Ever since Star Trek: Picard hit the airwaves 20 years ago, in January 2020, people have wondered whether other Star Trek icons will return to the small screen. Brent Spiner, Jeri Ryan, Jonathan Del Arco, Jonathan Frakes, and Marina Sirtis all reprised their roles in Season 1, while Whoopi Goldberg will return to the role of Guinan in Season 2. Stewart has said he hopes to eventually see the entire cast of TNG on the show.

This, naturally, raised a question of its own: What about characters from other franchises? There’s sadly no chance of an appearance from either René Auberjonois’ Odo or Aron Eisenberg’s Nog, since both men have passed away, but the vast majority of the cast of all three shows is still alive — including Avery Brooks, who played Captain Sisko on Star Trek: Deep Space Nine. Now, there’s news that Avery Brooks might return to the role, either as a cameo on a different Star Trek series (almost certainly Picard), or in a show of his own. As regular readers know, I’ve been working to remaster Deep Space Nine for the past 10 months, so I took more than a passing interest in the news. The screenshot above, posted as our feature image, is from my own upscaling work on “Way of the Warrior”, the premiere episode of Season 4.

It would be particularly interesting to find out what happened to Sisko, considering he’s got a unique plot arc. Specifically: He’s the only major character of a Star Trek franchise who straight-up vanishes in the series finale, with no word on what happened to him afterward. While his fate was explored in various non-canon publications, Paramount has never released a canonical explanation for what happens to Sisko after his confrontation with the Pah Wraiths in the Fire Caves of Bajor. While he obviously wasn’t literally gone from the universe at the end of the show, it wasn’t clear if he was technically alive, either. It wasn’t the first time Star Trek has played with existence at the edge of mortality — Q once took Picard on a journey through an alternate route his life might have taken — but Sisko’s fate was left ambiguous.

Emissary to the Parents

Star Trek never met a part of the human condition it didn’t want to explore, and the relationship between parents and their children was explored as early as “Journey to Babel” in the original TOS. While multiple characters were shown as parents, including Kirk (David), Worf (Alexander), Dr. Crusher (Wesley), O’Brien (Molly, Kirayoshi), and Rom (Nog), Deep Space Nine invests far more energy in portraying Sisko specifically as a father than any other character in any Star Trek show.

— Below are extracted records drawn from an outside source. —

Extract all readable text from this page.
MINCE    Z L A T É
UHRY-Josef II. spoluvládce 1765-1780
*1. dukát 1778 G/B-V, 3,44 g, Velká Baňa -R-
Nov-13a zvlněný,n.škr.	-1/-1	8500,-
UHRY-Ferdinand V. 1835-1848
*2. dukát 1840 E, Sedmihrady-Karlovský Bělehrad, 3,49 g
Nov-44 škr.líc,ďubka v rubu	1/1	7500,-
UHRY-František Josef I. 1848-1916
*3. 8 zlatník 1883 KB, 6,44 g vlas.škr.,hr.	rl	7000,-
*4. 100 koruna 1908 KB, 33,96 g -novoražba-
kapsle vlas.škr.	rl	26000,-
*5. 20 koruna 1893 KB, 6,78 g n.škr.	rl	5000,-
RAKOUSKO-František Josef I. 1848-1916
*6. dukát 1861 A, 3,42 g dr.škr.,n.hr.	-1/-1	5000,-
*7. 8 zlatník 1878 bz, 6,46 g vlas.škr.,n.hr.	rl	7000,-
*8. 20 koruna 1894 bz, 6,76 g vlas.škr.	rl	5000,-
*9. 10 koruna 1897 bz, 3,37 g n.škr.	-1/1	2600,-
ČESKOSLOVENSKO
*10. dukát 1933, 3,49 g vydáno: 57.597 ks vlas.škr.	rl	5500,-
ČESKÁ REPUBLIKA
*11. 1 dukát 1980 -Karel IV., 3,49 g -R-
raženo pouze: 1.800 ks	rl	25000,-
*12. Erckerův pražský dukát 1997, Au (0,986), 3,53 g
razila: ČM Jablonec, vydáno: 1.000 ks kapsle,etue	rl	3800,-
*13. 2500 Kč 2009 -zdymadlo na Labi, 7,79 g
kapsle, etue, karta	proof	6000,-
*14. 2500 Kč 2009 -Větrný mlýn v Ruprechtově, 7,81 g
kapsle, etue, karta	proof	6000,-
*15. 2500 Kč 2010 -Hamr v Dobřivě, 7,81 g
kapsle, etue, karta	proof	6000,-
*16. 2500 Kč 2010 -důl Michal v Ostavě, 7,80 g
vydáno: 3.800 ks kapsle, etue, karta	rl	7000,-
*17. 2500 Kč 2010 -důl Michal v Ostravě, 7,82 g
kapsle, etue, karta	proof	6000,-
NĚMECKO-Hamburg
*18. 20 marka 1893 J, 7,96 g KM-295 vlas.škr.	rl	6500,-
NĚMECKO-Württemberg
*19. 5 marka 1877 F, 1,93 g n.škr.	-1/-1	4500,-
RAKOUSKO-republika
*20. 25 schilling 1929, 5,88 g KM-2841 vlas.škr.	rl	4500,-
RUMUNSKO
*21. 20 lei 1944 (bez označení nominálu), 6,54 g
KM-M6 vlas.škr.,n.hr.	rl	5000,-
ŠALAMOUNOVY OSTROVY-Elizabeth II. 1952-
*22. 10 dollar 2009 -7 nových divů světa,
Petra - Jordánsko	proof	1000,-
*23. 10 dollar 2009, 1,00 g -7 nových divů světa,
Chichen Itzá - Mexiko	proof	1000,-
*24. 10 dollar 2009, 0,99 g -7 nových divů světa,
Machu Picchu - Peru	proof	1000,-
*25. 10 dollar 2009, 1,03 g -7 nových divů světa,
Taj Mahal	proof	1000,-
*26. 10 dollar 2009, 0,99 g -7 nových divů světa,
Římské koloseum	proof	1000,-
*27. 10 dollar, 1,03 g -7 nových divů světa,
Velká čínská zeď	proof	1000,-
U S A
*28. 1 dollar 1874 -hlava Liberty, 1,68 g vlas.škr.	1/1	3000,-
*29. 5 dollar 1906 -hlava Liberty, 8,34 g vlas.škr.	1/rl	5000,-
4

Avery Brooks and Cirroc Lofton (Benjamin Sisko and Jake Sisko, respectively).

The only TV show to even come close is the recently-released Star Trek: Lower Decks, which depicts the adult relationship between Captain Carol Freeman and her eternal ensign / ne’er-do-well daughter, Beckett Mariner. The relationship between Mariner and Freeman is, shall we say, slightly more fraught than the relationship between Jake and his father.

Captain of the Cerritos, Carol Freeman, and her daughter, Beckett Mariner

Watching the show when it aired, I didn’t pay much attention to the father/son interactions of the show. Watching it as an adult, Sisko’s patience and encouragement of Jake to follow his own path — and the way the show explores the powerful bond between them — resonates more. Every Starfleet captain occasionally acts in a fatherly role to various crewmembers, but Sisko is the only captain we ever got to see as a father to a boy in the process of growing up — Kirk didn’t know he had a son until David was a full-grown adult, Picard famously dislikes children, Janeway had a dog, and Archer appears childless. Sisko is the only captain to have both his father and his son appear on-camera and share scenes together. He’s the only Star Trek captain who ever really had a family, or at least one that appeared in more than a one-off episode. Throughout the show, Sisko encourages Jake to find his own voice and to follow his own path as far as the kind of man he wanted to be. The relationship between the two characters is complex and multi-faceted, and it’s explored from both of their viewpoints at various points throughout the show.

If Sisko cameos on Star Trek: Picard, it would be nice if the cameo were somehow substantial enough to address the question of how he resolved the predicament he was last in. If a new show were to actually focus on him — and the rumor above says that this might just happen — it would hopefully explore the relationship he and Jake have as adults. I’m not going to claim that Sisko’s relationship with his son was the central plot of Deep Space Nine — it wasn’t — but it’s a thread I’d still like to see revisited.

I still thrill to see Avery Brooks standing on the bridge of the Defiant, facing down Klingons and Jem’Hadar in battle, but I now enjoy the quieter moments more, when the show demonstrates the enduring value of its message. As a young man, I liked Sisko for his willingness to fight. As an older one, I appreciate his willingness not to, when it wasn’t necessary.